In “Dead in Sarajevo” Tanovic trasferisce le trincee di fango dei Balcani agli eleganti corridoi di un hotel di lusso. Ma la dialettica degli opposti non cambia. Anzi, la complessità della storia della ex-Jugoslavia si arricchisce di spunti e riflessioni in un perfetto gioco di rappresentazione allegorica.
L’hotel è l’Europa di oggi. Governata dalla pallida ombra del suo fondatore simbolico, il direttore Omer(o), e servendosi di un finto documentario per rinfrescarci la memoria sulle vicende della città da un secolo a questa parte, il regista costruisce un claustrofobico sistema fatto di rivendicazioni, soprusi, patteggiamenti più o meno leciti e rivisitazioni della Storia che poco hanno di oggettivo.
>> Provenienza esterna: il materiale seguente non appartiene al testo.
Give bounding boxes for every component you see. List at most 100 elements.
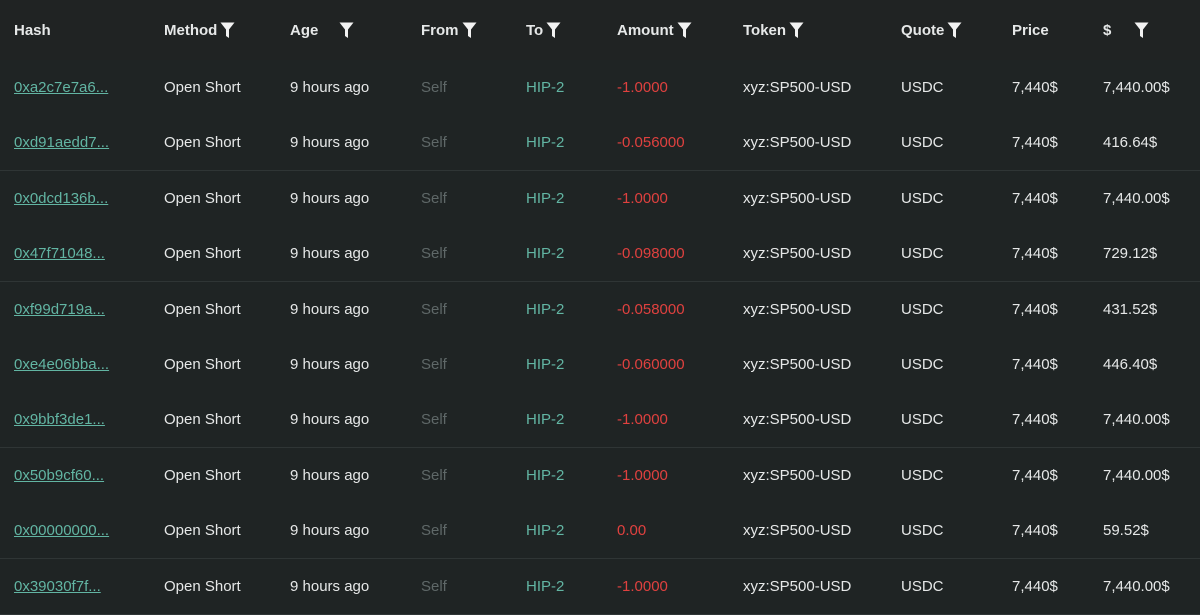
cell-wrap: 7,440$ [1012,448,1058,503]
table-row: 0xe4e06bba... Open Short 9 hours ago Self HI… [0,337,1200,393]
column-header: $ [1103,0,1111,60]
amount: -0.058000 [617,300,685,318]
age: 9 hours ago [290,300,370,318]
cell-wrap: 431.52$ [1103,282,1157,337]
cell-wrap: USDC [901,60,944,115]
cell-wrap: Self [421,392,447,447]
filter-icon[interactable] [677,22,692,39]
column-header: Method [164,0,235,60]
quote: USDC [901,522,944,540]
method: Open Short [164,79,241,96]
amount: 0.00 [617,522,647,540]
cell-wrap: 0x0dcd136b... [14,171,108,226]
cell-wrap: 7,440$ [1012,559,1058,614]
cell-wrap: 9 hours ago [290,282,369,337]
cell-wrap: -0.098000 [617,226,685,281]
cell-wrap: -1.0000 [617,559,668,614]
cell-wrap: Self [421,337,447,392]
to: HIP-2 [526,245,565,263]
cell-wrap: -0.060000 [617,337,685,392]
cell-wrap: HIP-2 [526,559,564,614]
to: HIP-2 [526,189,565,207]
table-row: 0x00000000... Open Short 9 hours ago Self HI… [0,503,1200,560]
cell-wrap: Self [421,171,447,226]
cell-wrap: 0x00000000... [14,503,109,558]
price: 7,440$ [1012,245,1058,263]
token: xyz:SP500-USD [743,79,852,96]
price: 7,440$ [1012,466,1058,484]
cell-wrap: HIP-2 [526,171,564,226]
usd-value: 7,440.00$ [1103,577,1170,595]
cell-wrap: 7,440.00$ [1103,559,1170,614]
token: xyz:SP500-USD [743,356,852,373]
from: Self [421,134,447,152]
filter-icon[interactable] [947,22,962,39]
amount: -0.098000 [617,245,685,263]
cell-wrap: Open Short [164,226,241,281]
tx-hash[interactable]: 0x00000000... [14,522,110,540]
cell-wrap: 9 hours ago [290,448,369,503]
tx-hash[interactable]: 0xf99d719a... [14,300,105,318]
usd-value: 431.52$ [1103,300,1158,318]
column-title: Token [743,21,787,39]
tx-hash[interactable]: 0xd91aedd7... [14,134,110,152]
cell-wrap: HIP-2 [526,226,564,281]
quote: USDC [901,300,944,318]
cell-wrap: Self [421,60,447,115]
method: Open Short [164,245,241,263]
filter-icon[interactable] [1134,22,1149,39]
tx-hash[interactable]: 0x50b9cf60... [14,466,105,484]
filter-icon[interactable] [220,22,235,39]
cell-wrap: xyz:SP500-USD [743,171,851,226]
filter-icon[interactable] [546,22,561,39]
cell-wrap: Self [421,115,447,170]
column-title: To [526,21,544,39]
cell-wrap: 729.12$ [1103,226,1157,281]
to: HIP-2 [526,356,565,373]
tx-hash[interactable]: 0x9bbf3de1... [14,411,105,429]
column-title: Age [290,21,319,39]
token: xyz:SP500-USD [743,577,852,595]
usd-value: 7,440.00$ [1103,189,1170,207]
filter-icon[interactable] [789,22,804,39]
cell-wrap: HIP-2 [526,337,564,392]
tx-hash[interactable]: 0x47f71048... [14,245,105,263]
tx-hash[interactable]: 0x0dcd136b... [14,189,109,207]
column-title: $ [1103,21,1112,39]
quote: USDC [901,411,944,429]
column-title: Quote [901,21,945,39]
tx-hash[interactable]: 0x39030f7f... [14,577,101,595]
table-header: Hash Method Age From To Amount Token Quote Price… [0,0,1200,61]
filter-icon[interactable] [462,22,477,39]
usd-value: 416.64$ [1103,134,1158,152]
cell-wrap: 0x9bbf3de1... [14,392,105,447]
column-header: Price [1012,0,1049,60]
token: xyz:SP500-USD [743,300,852,318]
column-header: Hash [14,0,51,60]
cell-wrap: 9 hours ago [290,60,369,115]
from: Self [421,522,447,540]
age: 9 hours ago [290,189,370,207]
table-row: 0xa2c7e7a6... Open Short 9 hours ago Self HI… [0,60,1200,116]
cell-wrap: USDC [901,503,944,558]
filter-icon[interactable] [339,22,354,39]
cell-wrap: 7,440$ [1012,171,1058,226]
token: xyz:SP500-USD [743,411,852,429]
cell-wrap: 7,440$ [1012,282,1058,337]
tx-hash[interactable]: 0xa2c7e7a6... [14,79,109,96]
age: 9 hours ago [290,79,370,96]
column-header: Age [290,0,318,60]
cell-wrap: Open Short [164,171,241,226]
cell-wrap: 7,440$ [1012,337,1058,392]
cell-wrap: Self [421,448,447,503]
amount: -0.060000 [617,356,685,373]
method: Open Short [164,356,241,373]
cell-wrap: USDC [901,392,944,447]
tx-hash[interactable]: 0xe4e06bba... [14,356,110,373]
age: 9 hours ago [290,134,370,152]
price: 7,440$ [1012,300,1058,318]
cell-wrap: xyz:SP500-USD [743,115,851,170]
cell-wrap: 7,440.00$ [1103,171,1170,226]
cell-wrap: 9 hours ago [290,171,369,226]
cell-wrap: 0xd91aedd7... [14,115,109,170]
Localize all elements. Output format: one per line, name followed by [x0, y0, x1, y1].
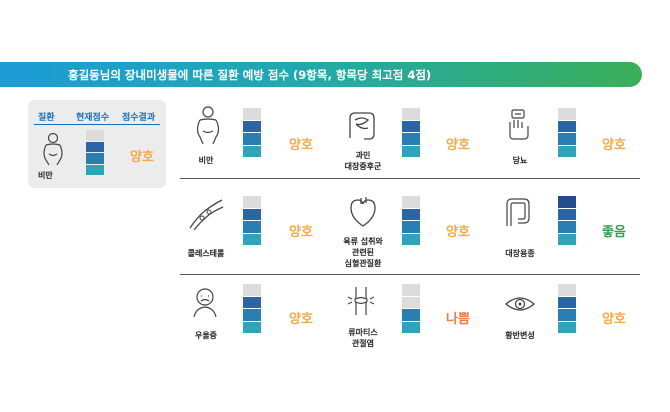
score-bar-segment [243, 296, 261, 308]
score-bar-segment [243, 120, 261, 132]
legend-col-result: 점수결과 [122, 113, 156, 123]
score-bar-segment [558, 120, 576, 132]
obesity-icon [196, 106, 220, 145]
grade-diabetes: 양호 [602, 138, 626, 153]
glucose-meter-icon [509, 109, 529, 140]
disease-label-obesity: 비만 [198, 156, 214, 165]
score-bar-segment [243, 233, 261, 245]
score-bar-segment [558, 221, 576, 233]
legend-col-disease: 질환 [38, 113, 55, 123]
score-bar-segment [243, 145, 261, 157]
grade-macular: 양호 [602, 312, 626, 327]
score-bar-segment [243, 208, 261, 220]
score-bar [402, 108, 420, 158]
disease-label-depression: 우울증 [194, 331, 218, 340]
score-bar-segment [402, 296, 420, 308]
score-bar [558, 284, 576, 334]
score-bar-segment [558, 284, 576, 296]
colon-icon [506, 198, 530, 226]
score-bar-segment [86, 164, 104, 175]
score-bar-segment [558, 296, 576, 308]
score-bar-segment [558, 133, 576, 145]
score-bar-segment [86, 141, 104, 152]
score-bar [402, 284, 420, 334]
grade-polyp: 좋음 [602, 225, 626, 240]
score-bar-segment [402, 321, 420, 333]
disease-label-cardio: 육류 섭취와 관련된 심혈관질환 [343, 237, 383, 268]
disease-label-macular: 황반변성 [505, 331, 535, 340]
score-bar-segment [402, 108, 420, 120]
grade-cholesterol: 양호 [289, 225, 313, 240]
grade-arthritis: 나쁨 [446, 312, 470, 327]
disease-label-polyp: 대장용종 [505, 249, 535, 258]
grade-cardio: 양호 [446, 225, 470, 240]
grade-depression: 양호 [289, 312, 313, 327]
legend-example-label: 비만 [38, 171, 53, 180]
heart-icon [350, 197, 376, 227]
score-bar [558, 108, 576, 158]
score-bar-segment [243, 133, 261, 145]
legend-box: 질환 현재점수 점수결과 비만 양호 [28, 100, 166, 188]
score-bar-segment [402, 309, 420, 321]
score-bar-segment [558, 196, 576, 208]
row-divider [180, 178, 640, 179]
score-bar [243, 196, 261, 246]
row-divider [180, 274, 640, 275]
score-bar [243, 108, 261, 158]
legend-example-grade: 양호 [130, 150, 154, 165]
blood-vessel-icon [189, 199, 224, 230]
score-bar-segment [558, 309, 576, 321]
score-bar-segment [558, 321, 576, 333]
score-bar-segment [86, 130, 104, 141]
grade-obesity: 양호 [289, 138, 313, 153]
score-bar-segment [402, 120, 420, 132]
eye-icon [505, 297, 535, 311]
page-title: 홍길동님의 장내미생물에 따른 질환 예방 점수 (9항목, 항목당 최고점 4… [68, 68, 432, 82]
score-bar-segment [558, 108, 576, 120]
disease-label-ibs: 과민 대장증후군 [344, 151, 382, 171]
score-bar-segment [243, 196, 261, 208]
score-bar-segment [402, 208, 420, 220]
legend-divider [34, 124, 160, 125]
score-bar [243, 284, 261, 334]
title-banner: 홍길동님의 장내미생물에 따른 질환 예방 점수 (9항목, 항목당 최고점 4… [0, 62, 642, 87]
score-bar-segment [402, 196, 420, 208]
grade-ibs: 양호 [446, 138, 470, 153]
intestine-icon [349, 112, 375, 140]
score-bar-segment [86, 153, 104, 164]
score-bar-segment [402, 145, 420, 157]
score-bar-segment [402, 133, 420, 145]
score-bar-segment [243, 108, 261, 120]
legend-col-score: 현재점수 [76, 113, 110, 123]
score-bar-segment [243, 221, 261, 233]
score-bar-segment [402, 221, 420, 233]
score-bar-segment [558, 208, 576, 220]
disease-label-cholesterol: 콜레스테롤 [187, 249, 225, 258]
disease-label-diabetes: 당뇨 [512, 156, 528, 165]
score-bar-segment [402, 284, 420, 296]
score-bar-segment [243, 284, 261, 296]
score-bar-segment [243, 309, 261, 321]
obesity-icon [43, 132, 63, 166]
score-bar-segment [558, 233, 576, 245]
depressed-face-icon [193, 288, 217, 318]
score-bar-segment [402, 233, 420, 245]
legend-score-bar [86, 130, 104, 176]
score-bar-segment [558, 145, 576, 157]
score-bar [558, 196, 576, 246]
score-bar-segment [243, 321, 261, 333]
joint-icon [347, 287, 375, 315]
disease-label-arthritis: 류마티스 관절염 [348, 328, 378, 348]
score-bar [402, 196, 420, 246]
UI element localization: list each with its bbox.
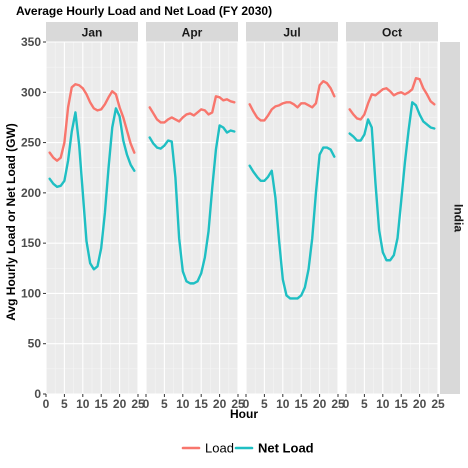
x-tick-label: 5 [61, 397, 68, 411]
y-tick-label: 150 [21, 236, 41, 250]
x-tick-label: 0 [143, 397, 150, 411]
series-line-load [248, 80, 336, 122]
x-tick-label: 5 [361, 397, 368, 411]
x-tick-label: 15 [95, 397, 109, 411]
series-line-load [148, 95, 236, 124]
x-tick-label: 20 [413, 397, 427, 411]
legend: Load Net Load [181, 441, 314, 456]
x-tick-label: 10 [76, 397, 90, 411]
facet-strip-label: Oct [382, 26, 402, 40]
facet-panel-apr: Apr 0 5 10 15 20 25 [143, 22, 245, 411]
x-tick-label: 5 [161, 397, 168, 411]
y-tick-label: 50 [28, 337, 42, 351]
chart-title: Average Hourly Load and Net Load (FY 203… [16, 4, 272, 18]
x-tick-label: 10 [176, 397, 190, 411]
y-tick-label: 350 [21, 35, 41, 49]
y-tick-label: 100 [21, 286, 41, 300]
x-tick-label: 25 [131, 397, 145, 411]
x-tick-label: 10 [376, 397, 390, 411]
series-line-net-load [148, 124, 236, 285]
x-tick-label: 5 [261, 397, 268, 411]
y-tick-label: 300 [21, 85, 41, 99]
series-line-load [348, 77, 436, 121]
x-tick-label: 0 [43, 397, 50, 411]
x-tick-label: 10 [276, 397, 290, 411]
facet-panel-jul: Jul 0 5 10 15 20 25 [243, 22, 345, 411]
facet-row-strip [440, 42, 460, 394]
facet-panel-oct: Oct 0 5 10 15 20 25 [343, 22, 445, 411]
facet-panel-jan: Jan 0 5 10 15 20 25 [43, 22, 145, 411]
x-tick-label: 25 [331, 397, 345, 411]
facet-strip [246, 22, 338, 42]
series-line-net-load [248, 146, 336, 300]
y-tick-label: 0 [34, 387, 41, 401]
series-line-net-load [48, 107, 136, 271]
facet-strip-label: Jan [82, 26, 103, 40]
x-tick-label: 15 [295, 397, 309, 411]
x-tick-label: 20 [313, 397, 327, 411]
facet-row-label: India [452, 204, 466, 232]
x-tick-label: 0 [243, 397, 250, 411]
facet-strip-label: Jul [283, 26, 300, 40]
x-tick-label: 20 [113, 397, 127, 411]
facet-strip [146, 22, 238, 42]
y-axis-title: Avg Hourly Load or Net Load (GW) [4, 123, 18, 321]
x-tick-label: 25 [231, 397, 245, 411]
facet-strip [346, 22, 438, 42]
x-tick-label: 15 [395, 397, 409, 411]
legend-label-net-load: Net Load [258, 441, 314, 456]
y-tick-label: 200 [21, 186, 41, 200]
x-tick-label: 15 [195, 397, 209, 411]
x-tick-label: 25 [431, 397, 445, 411]
y-tick-label: 250 [21, 136, 41, 150]
facet-strip-label: Apr [182, 26, 203, 40]
series-line-load [48, 83, 136, 162]
legend-label-load: Load [205, 441, 234, 456]
x-tick-label: 20 [213, 397, 227, 411]
x-axis-title: Hour [230, 407, 258, 421]
series-line-net-load [348, 101, 436, 262]
facet-strip [46, 22, 138, 42]
y-axis: 0 50 100 150 200 250 300 350 [21, 35, 46, 401]
x-tick-label: 0 [343, 397, 350, 411]
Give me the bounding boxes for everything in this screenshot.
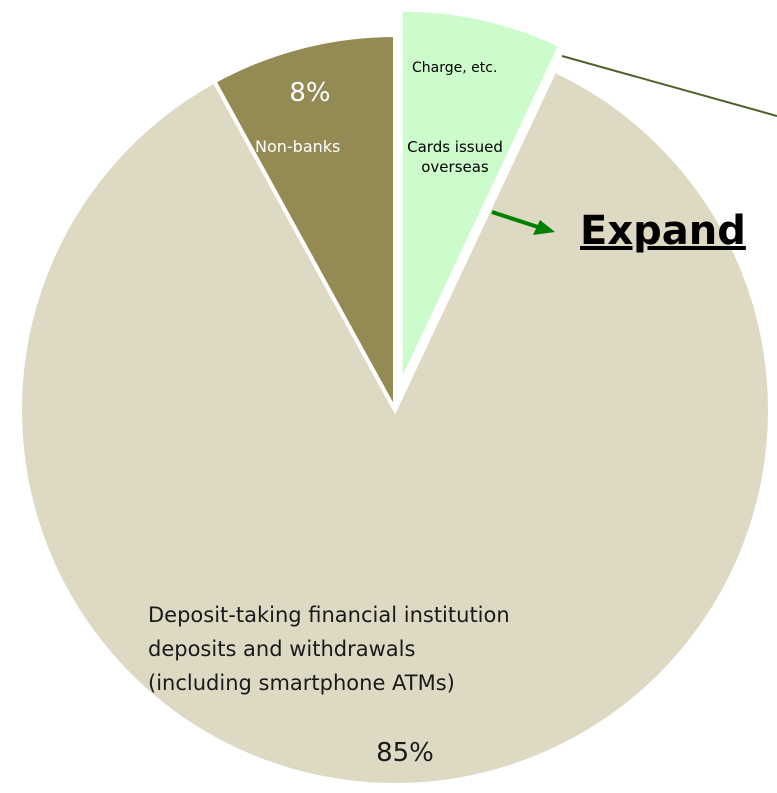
arrow-head (533, 220, 555, 235)
category-label: Cards issued overseas (407, 138, 503, 176)
pie-slice (18, 68, 772, 787)
annotation: Charge, etc. (412, 60, 498, 76)
value-label: 85% (376, 738, 434, 768)
annotation: Expand (580, 208, 746, 254)
pie-slice (211, 32, 397, 411)
category-label: Deposit-taking financial institution dep… (148, 603, 510, 695)
arrow-shaft (491, 210, 539, 229)
leader-line (561, 55, 777, 117)
category-label: Non-banks (255, 137, 341, 156)
value-label: 8% (289, 78, 331, 108)
pie-slice (398, 7, 564, 386)
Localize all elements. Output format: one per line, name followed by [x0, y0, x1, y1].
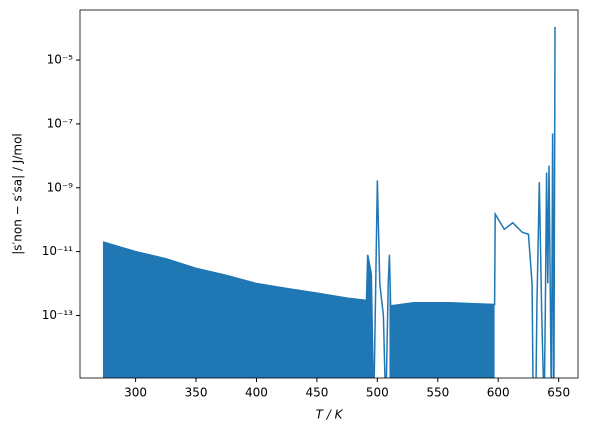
- x-tick-label: 350: [185, 386, 208, 400]
- x-axis-label: T / K: [316, 408, 344, 422]
- y-tick-label: 10⁻⁹: [47, 180, 74, 194]
- noise-fill: [102, 242, 373, 378]
- x-tick-label: 650: [547, 386, 570, 400]
- x-tick-label: 400: [245, 386, 268, 400]
- x-tick-label: 600: [487, 386, 510, 400]
- x-tick-label: 550: [426, 386, 449, 400]
- y-tick-label: 10⁻¹³: [42, 308, 73, 322]
- noise-fill: [389, 254, 495, 378]
- data-line: [102, 26, 556, 378]
- y-tick-label: 10⁻⁵: [47, 53, 74, 67]
- x-tick-label: 300: [124, 386, 147, 400]
- x-tick-label: 450: [305, 386, 328, 400]
- y-tick-label: 10⁻¹¹: [42, 244, 73, 258]
- x-tick-label: 500: [366, 386, 389, 400]
- plot-frame: [79, 9, 579, 379]
- y-tick-label: 10⁻⁷: [47, 116, 74, 130]
- y-axis-label: |s′non − s′sa| / J/mol: [11, 133, 25, 255]
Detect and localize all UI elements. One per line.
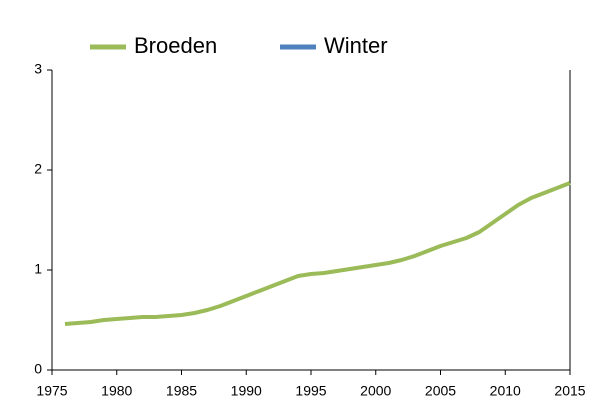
legend-label: Winter [324, 33, 388, 58]
x-tick-label: 1975 [36, 383, 67, 399]
legend: Broeden Winter [90, 33, 388, 58]
x-tick-label: 2015 [554, 383, 585, 399]
x-tick-label: 1980 [101, 383, 132, 399]
x-tick-label: 1990 [231, 383, 262, 399]
x-tick-label: 2000 [360, 383, 391, 399]
y-tick-label: 1 [34, 261, 42, 277]
x-tick-label: 1985 [166, 383, 197, 399]
x-tick-label: 1995 [295, 383, 326, 399]
y-tick-label: 0 [34, 361, 42, 377]
y-tick-label: 3 [34, 61, 42, 77]
x-tick-label: 2010 [490, 383, 521, 399]
y-tick-label: 2 [34, 161, 42, 177]
x-tick-label: 2005 [425, 383, 456, 399]
legend-label: Broeden [134, 33, 217, 58]
series-line [64, 181, 571, 326]
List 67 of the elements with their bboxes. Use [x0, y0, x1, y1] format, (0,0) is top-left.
Nell’hotel “Europa”, strutturato in livelli (piani) altamente simbolici, non ci sono “noi” ma solo individui che lottano per il proprio interesse, dal giornalista colto (ma infido) fino all’ultimo degli inservienti che scambia l’onore per il posto di lavoro. Piani sequenza magistrali, recitazione serrata, un pizzico di umorismo fanno il resto. Il film lascia il segno e ci lascia sottilmente inquieti. Che l’Europa unita non si riduca ad un ovattato albergo, tranquillizzato, o meglio dire anestetizzato, da un’insulsa musichetta da ascensore?